The four cases worth memorising are Vishaka v. State of Rajasthan (1997) 6 SCC 241 (constitutional foundation and origin of the definition), Apparel Export Promotion Council v. A.K. Chopra (1999) 1 SCC 759 (physical contact not essential; victim’s perspective), Medha Kotwal Lele v. Union of India (2013) 1 SCC 297 (enforcement and the road to the statute), and Punjab and Sind Bank v. Durgesh Kuwar (2020) 19 SCC 46 (the dignity framing). Closing with the observation that Section 3 codifies a constitutional guarantee—rather than creating a new right—signals a mature grasp of the subject. For a quick map of the whole statute, return to the subject hub.
Frequently asked questions
What exactly does Section 3 of the POSH Act prohibit?
Section 3(1) lays down an absolute prohibition: “No woman shall be subjected to sexual harassment at any workplace.” Section 3(2) then lists five circumstances—such as a promise of preferential treatment, a threat of detrimental treatment, a threat to employment status, a hostile work environment, or humiliating treatment likely to affect health or safety—which, if connected with any act of sexual harassment, may themselves amount to sexual harassment.
Are the five circumstances in Section 3(2) an exhaustive list?
No. Sub-section (2) opens with “without prejudice to the generality of” sub-section (1) and uses the words “among other circumstances,” which make the list inclusive and illustrative rather than closed. The five clauses guide interpretation but do not narrow the broad prohibition in Section 3(1).

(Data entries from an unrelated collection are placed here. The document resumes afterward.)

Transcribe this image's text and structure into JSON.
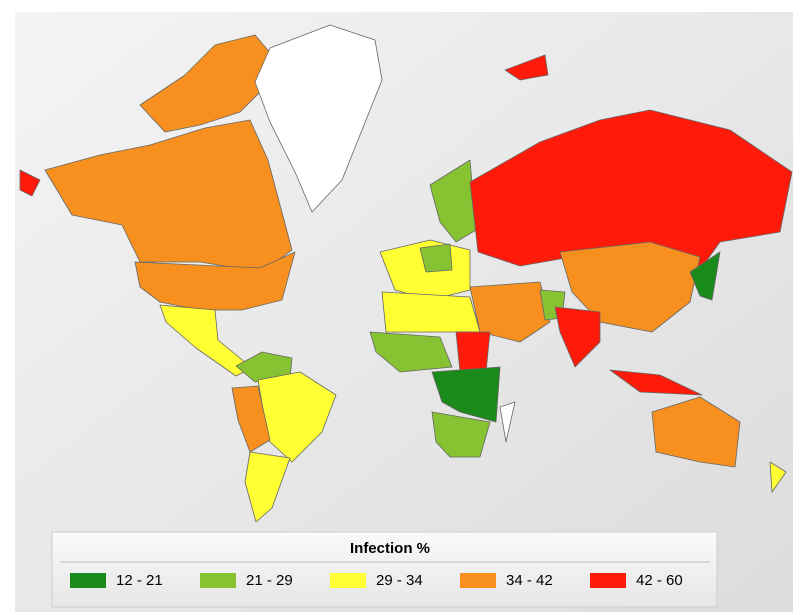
{
  "legend": {
    "title": "Infection %",
    "items": [
      {
        "label": "12 - 21",
        "color": "#1a8a1a"
      },
      {
        "label": "21 - 29",
        "color": "#86c232"
      },
      {
        "label": "29 - 34",
        "color": "#ffff33"
      },
      {
        "label": "34 - 42",
        "color": "#f7901e"
      },
      {
        "label": "42 - 60",
        "color": "#ff1a0a"
      }
    ]
  }
}
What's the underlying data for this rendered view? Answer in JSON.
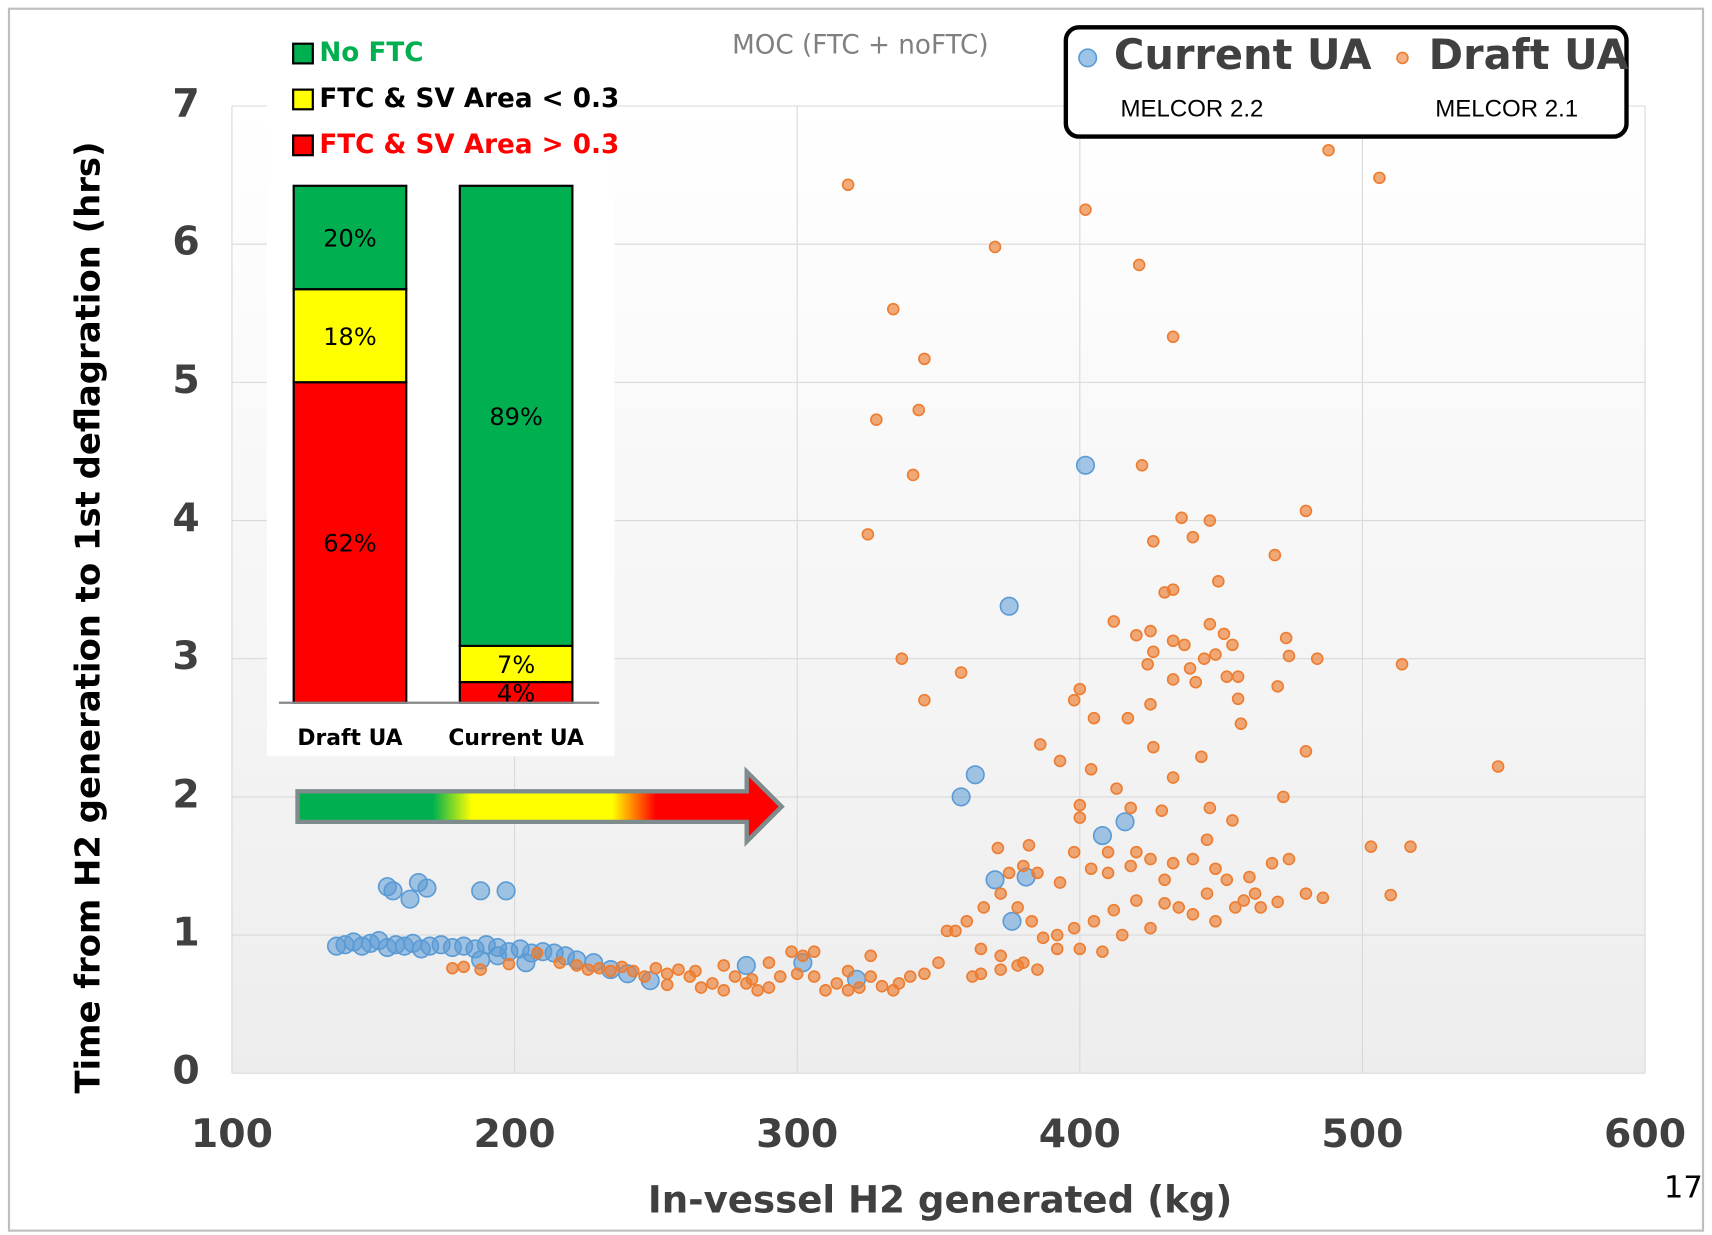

Is physical contact necessary for conduct to amount to sexual harassment?
No. In Apparel Export Promotion Council v. A.K. Chopra (1999) 1 SCC 759 the Supreme Court held that even an attempt to molest and sitting improperly close, without completed physical contact, amounted to sexual harassment. Section 2(n) and Section 3(2)(iv) also cover verbal and non-verbal conduct and a hostile environment, neither of which requires touching.
How does Section 3 relate to the Vishaka case?

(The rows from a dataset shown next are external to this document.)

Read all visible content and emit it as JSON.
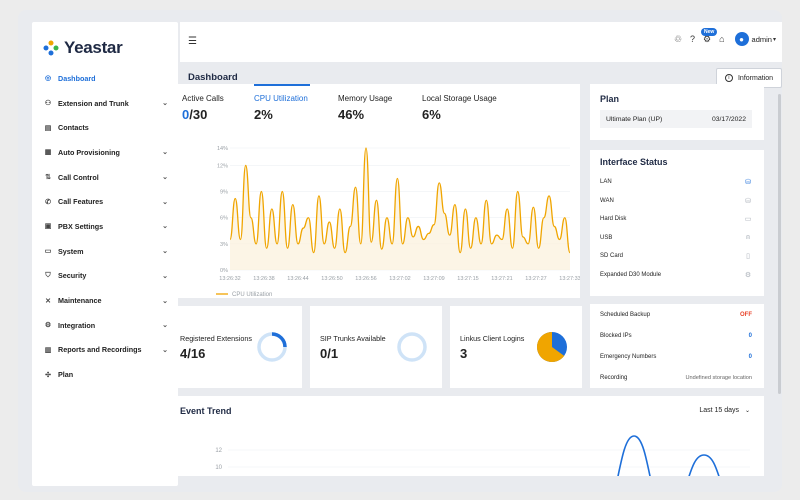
{
  "app": {
    "brand": "Yeastar",
    "brand_color": "#1e6fd9"
  },
  "topbar": {
    "new_badge": "New",
    "user": "admin"
  },
  "sidebar": {
    "items": [
      {
        "label": "Dashboard",
        "icon": "dashboard-icon",
        "active": true,
        "chevron": false
      },
      {
        "label": "Extension and Trunk",
        "icon": "users-icon",
        "chevron": true
      },
      {
        "label": "Contacts",
        "icon": "contacts-icon",
        "chevron": false
      },
      {
        "label": "Auto Provisioning",
        "icon": "provision-icon",
        "chevron": true
      },
      {
        "label": "Call Control",
        "icon": "call-control-icon",
        "chevron": true
      },
      {
        "label": "Call Features",
        "icon": "phone-icon",
        "chevron": true
      },
      {
        "label": "PBX Settings",
        "icon": "settings-icon",
        "chevron": true
      },
      {
        "label": "System",
        "icon": "system-icon",
        "chevron": true
      },
      {
        "label": "Security",
        "icon": "shield-icon",
        "chevron": true
      },
      {
        "label": "Maintenance",
        "icon": "tools-icon",
        "chevron": true
      },
      {
        "label": "Integration",
        "icon": "integration-icon",
        "chevron": true
      },
      {
        "label": "Reports and Recordings",
        "icon": "reports-icon",
        "chevron": true
      },
      {
        "label": "Plan",
        "icon": "plan-icon",
        "chevron": false
      }
    ]
  },
  "page": {
    "title": "Dashboard",
    "info_button": "Information"
  },
  "metrics": {
    "active_calls": {
      "label": "Active Calls",
      "value_current": "0",
      "value_total": "/30"
    },
    "cpu": {
      "label": "CPU Utilization",
      "value": "2%"
    },
    "memory": {
      "label": "Memory Usage",
      "value": "46%"
    },
    "storage": {
      "label": "Local Storage Usage",
      "value": "6%"
    }
  },
  "chart_data": {
    "type": "line",
    "title": "",
    "legend": [
      "CPU Utilization"
    ],
    "ylabel": "",
    "y_ticks": [
      "14%",
      "12%",
      "9%",
      "6%",
      "3%",
      "0%"
    ],
    "x_ticks": [
      "13:26:32",
      "13:26:38",
      "13:26:44",
      "13:26:50",
      "13:26:56",
      "13:27:02",
      "13:27:09",
      "13:27:15",
      "13:27:21",
      "13:27:27",
      "13:27:33"
    ],
    "ylim": [
      0,
      14
    ],
    "series": [
      {
        "name": "CPU Utilization",
        "color": "#f0a500",
        "values": [
          3.5,
          8.2,
          3.5,
          12.0,
          6.0,
          3.0,
          9.0,
          2.5,
          7.0,
          3.0,
          9.0,
          2.5,
          7.5,
          3.0,
          4.8,
          6.0,
          2.0,
          8.5,
          3.0,
          5.5,
          2.5,
          7.0,
          2.0,
          5.0,
          9.5,
          3.0,
          14.0,
          3.2,
          8.0,
          2.4,
          6.0,
          3.0,
          10.5,
          3.0,
          6.0,
          3.8,
          5.0,
          3.5,
          4.2,
          5.2,
          10.0,
          6.5,
          4.0,
          7.5,
          2.0,
          7.0,
          2.5,
          6.0,
          3.0,
          8.0,
          3.0,
          4.0,
          3.5,
          7.0,
          2.5,
          9.0,
          3.8,
          3.0,
          7.2,
          2.5,
          6.0,
          8.5,
          5.0,
          3.5,
          6.0,
          2.0
        ]
      }
    ]
  },
  "plan": {
    "title": "Plan",
    "name": "Ultimate Plan (UP)",
    "date": "03/17/2022"
  },
  "interface_status": {
    "title": "Interface Status",
    "items": [
      {
        "label": "LAN",
        "icon": "lan-icon",
        "color": "#1e6fd9"
      },
      {
        "label": "WAN",
        "icon": "wan-icon",
        "color": "#aab0b8"
      },
      {
        "label": "Hard Disk",
        "icon": "hard-disk-icon",
        "color": "#aab0b8"
      },
      {
        "label": "USB",
        "icon": "usb-icon",
        "color": "#aab0b8"
      },
      {
        "label": "SD Card",
        "icon": "sd-card-icon",
        "color": "#aab0b8"
      },
      {
        "label": "Expanded D30 Module",
        "icon": "module-icon",
        "color": "#aab0b8"
      }
    ]
  },
  "status_list": {
    "items": [
      {
        "label": "Scheduled Backup",
        "value": "OFF",
        "color": "#e8452c"
      },
      {
        "label": "Blocked IPs",
        "value": "0",
        "color": "#1e6fd9"
      },
      {
        "label": "Emergency Numbers",
        "value": "0",
        "color": "#1e6fd9"
      },
      {
        "label": "Recording",
        "value": "Undefined storage location",
        "color": "#666666"
      }
    ]
  },
  "kpi_cards": [
    {
      "label": "Registered Extensions",
      "value": "4/16",
      "fraction": 0.25,
      "chart": "ring"
    },
    {
      "label": "SIP Trunks Available",
      "value": "0/1",
      "fraction": 0,
      "chart": "ring"
    },
    {
      "label": "Linkus Client Logins",
      "value": "3",
      "fraction": 0.65,
      "chart": "pie"
    }
  ],
  "event_trend": {
    "title": "Event Trend",
    "range": "Last 15 days",
    "y_ticks": [
      "12",
      "10"
    ]
  }
}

Section 3 codifies the guidelines laid down in Vishaka v. State of Rajasthan (1997) 6 SCC 241, where the Supreme Court held that workplace sexual harassment violates Articles 14, 15, 19(1)(g) and 21. The Vishaka definition and its quid pro quo and hostile-environment categories were carried into Section 2(n) and Section 3(2) respectively.

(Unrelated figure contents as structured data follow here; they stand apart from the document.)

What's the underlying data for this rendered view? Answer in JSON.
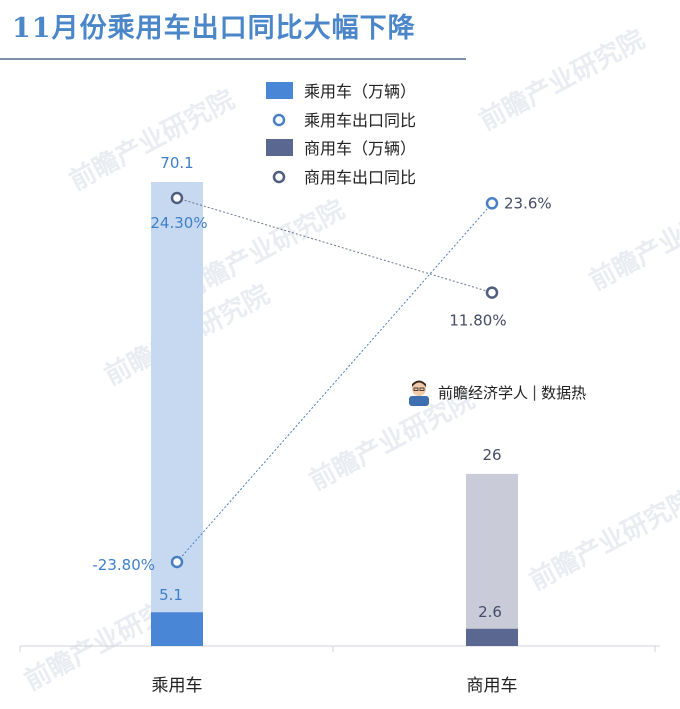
{
  "title": "11月份乘用车出口同比大幅下降",
  "watermark": "前瞻产业研究院",
  "badge": {
    "brand": "前瞻经济学人",
    "tag": "数据热"
  },
  "colors": {
    "title": "#4a86c8",
    "passenger_total": "#c6d9f1",
    "passenger_export": "#4a86d6",
    "commercial_total": "#c9ccd8",
    "commercial_export": "#5a6790",
    "passenger_line": "#4a7fc4",
    "commercial_line": "#4f5d7e"
  },
  "chart_data": {
    "type": "bar",
    "categories": [
      "乘用车",
      "商用车"
    ],
    "ylim": [
      0,
      80
    ],
    "series": [
      {
        "name": "乘用车（万辆）",
        "kind": "bar",
        "legend_swatch": "passenger_export",
        "values": [
          70.1,
          null
        ],
        "export_values": [
          5.1,
          null
        ]
      },
      {
        "name": "乘用车出口同比",
        "kind": "line",
        "values": [
          -23.8,
          23.6
        ],
        "labels": [
          "-23.80%",
          "23.6%"
        ]
      },
      {
        "name": "商用车（万辆）",
        "kind": "bar",
        "legend_swatch": "commercial_export",
        "values": [
          null,
          26
        ],
        "export_values": [
          null,
          2.6
        ]
      },
      {
        "name": "商用车出口同比",
        "kind": "line",
        "values": [
          24.3,
          11.8
        ],
        "labels": [
          "24.30%",
          "11.80%"
        ]
      }
    ],
    "bar_labels": {
      "passenger_total": "70.1",
      "passenger_export": "5.1",
      "commercial_total": "26",
      "commercial_export": "2.6"
    },
    "legend_position": "top-right"
  }
}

Does Section 3 protect only formal employees?
No. The prohibition protects any “aggrieved woman” as defined in Section 2(a)—a woman of any age, whether employed or not, who alleges harassment at a workplace. This covers visitors, clients, contract workers, domestic workers and probationers, provided the harassment occurs at a “workplace” as broadly defined in Section 2(o).
What is the difference between quid pro quo and hostile environment harassment under Section 3(2)?
Clauses (i) to (iii) of Section 3(2) describe quid pro quo harassment, where employment benefits or detriments are tied to sexual conduct—promises of preferential treatment or threats to one’s job. Clauses (iv) and (v) describe hostile work environment harassment, where the conduct interferes with work, creates an intimidating or offensive atmosphere, or amounts to humiliating treatment likely to affect health or safety.